Wie in Hildesheim haben sich andernorts Bündnisse gegründet, die auch mit kirchlicher Beteiligung Gegendemonstrationen organisieren. Teils fanden sich auch bestehende Zusammenschlüsse von Parteien, Gewerkschaften, Kirchen und weiteren Organisationen wieder zusammen, die sich bereits früher in der Auseinandersetzung mit Rechtsextremisten gegründet haben. Laut Polizei finden sich regelmäßig Rechtsextremisten bei den Corona-Protesten. Unter anderem hat in Peine das bestehende Bündnis beschlossen, den "Montagsspaziergängen" ein Zeichen entgegen zu setzen, sagt der Peiner Superintendent Volker Menke.

Menke und seine Stellvertreterin Marion Schmager sind nach Reden bei den Demonstrationen bedroht worden. "Meine Stellvertreterin hat einen Brief bekommen, unterschrieben mit Sophie Scholl", berichtet er. Gegnerinnen und Gegner der Corona-Maßnahmen waren auch deshalb vielfach in die Kritik geraten, weil sie sich mit NS-Widerstandskämpferinnen wie Sophie Scholl verglichen haben. Menke selbst sah sich Angriffen in einer lokalen Facebook-Gruppe ausgesetzt, deren Administrator seinen Rücktritt forderte: "Sie sind eine Schande für die Kirche. Sie betreiben Hetze gegen Andersdenkende", zitiert er: "Ich hoffe, unserem Superintendenten Dr. Menke wird bald das Handwerk gelegt."

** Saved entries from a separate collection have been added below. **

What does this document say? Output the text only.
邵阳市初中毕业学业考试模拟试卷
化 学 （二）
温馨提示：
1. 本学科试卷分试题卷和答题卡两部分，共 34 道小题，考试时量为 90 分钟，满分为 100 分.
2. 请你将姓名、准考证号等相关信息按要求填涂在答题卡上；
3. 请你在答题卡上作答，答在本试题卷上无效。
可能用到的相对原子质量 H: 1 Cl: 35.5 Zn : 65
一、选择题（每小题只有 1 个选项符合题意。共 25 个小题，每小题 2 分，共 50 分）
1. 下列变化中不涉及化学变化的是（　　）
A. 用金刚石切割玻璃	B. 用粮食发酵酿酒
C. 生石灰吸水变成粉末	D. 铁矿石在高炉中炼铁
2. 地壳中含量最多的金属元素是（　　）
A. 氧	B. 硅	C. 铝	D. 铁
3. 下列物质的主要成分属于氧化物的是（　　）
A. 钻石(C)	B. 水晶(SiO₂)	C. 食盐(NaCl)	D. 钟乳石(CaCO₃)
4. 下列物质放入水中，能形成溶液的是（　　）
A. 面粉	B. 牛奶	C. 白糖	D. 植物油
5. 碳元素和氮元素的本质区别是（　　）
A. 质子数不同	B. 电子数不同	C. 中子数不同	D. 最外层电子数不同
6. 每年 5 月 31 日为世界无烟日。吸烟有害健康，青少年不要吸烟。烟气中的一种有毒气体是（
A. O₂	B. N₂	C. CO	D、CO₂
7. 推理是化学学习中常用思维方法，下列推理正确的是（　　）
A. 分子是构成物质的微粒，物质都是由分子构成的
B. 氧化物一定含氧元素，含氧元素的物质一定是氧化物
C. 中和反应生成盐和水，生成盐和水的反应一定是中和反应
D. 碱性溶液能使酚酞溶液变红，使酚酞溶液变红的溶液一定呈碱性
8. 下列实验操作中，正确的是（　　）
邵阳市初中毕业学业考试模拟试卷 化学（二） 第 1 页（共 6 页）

Auch mit Impfkampagnen ergreifen manche Kirchenkreise und Gemeinden Position und die Reaktionen sind teils heftig, wie im Kirchenkreis Verden, der mit großformatigen Bannern an Kirchen mit der Aufschrift "Impfen ist Nächstenliebe" wirbt. In der Nacht zum Donnerstag haben unbekannte Täter eines der Banner zerschnitten. "Das ist zum einen eine Sachbeschädigung, die zur Anzeige führt. Zum anderen muss es wohl gedeutet werden als eine Stufe der Eskalation in der Auseinandersetzung um das Thema Impfen gegen Corona", sagt Pastor Marko Stenzel von der betroffenen St. Johannis-Gemeinde.

An diesem Sonnabend will das neue Osnabrücker Bündnis "Demokrat_innen für den Respekt" in der Innenstadt das Gespräch suchen. In Osnabrück demonstrieren seit Wochen jeweils sonnabends an die 2.000 Menschen mit zum Teil hetzerischen Wortbeiträgen gegen die Corona-Politik. Was die Dialog-Partnerinnen und -Partner in Hildesheim besprechen, wird unter ihnen bleiben, sagt Superintendent Peisert. "Für manche ist es wichtig, dass es vertraulich ist."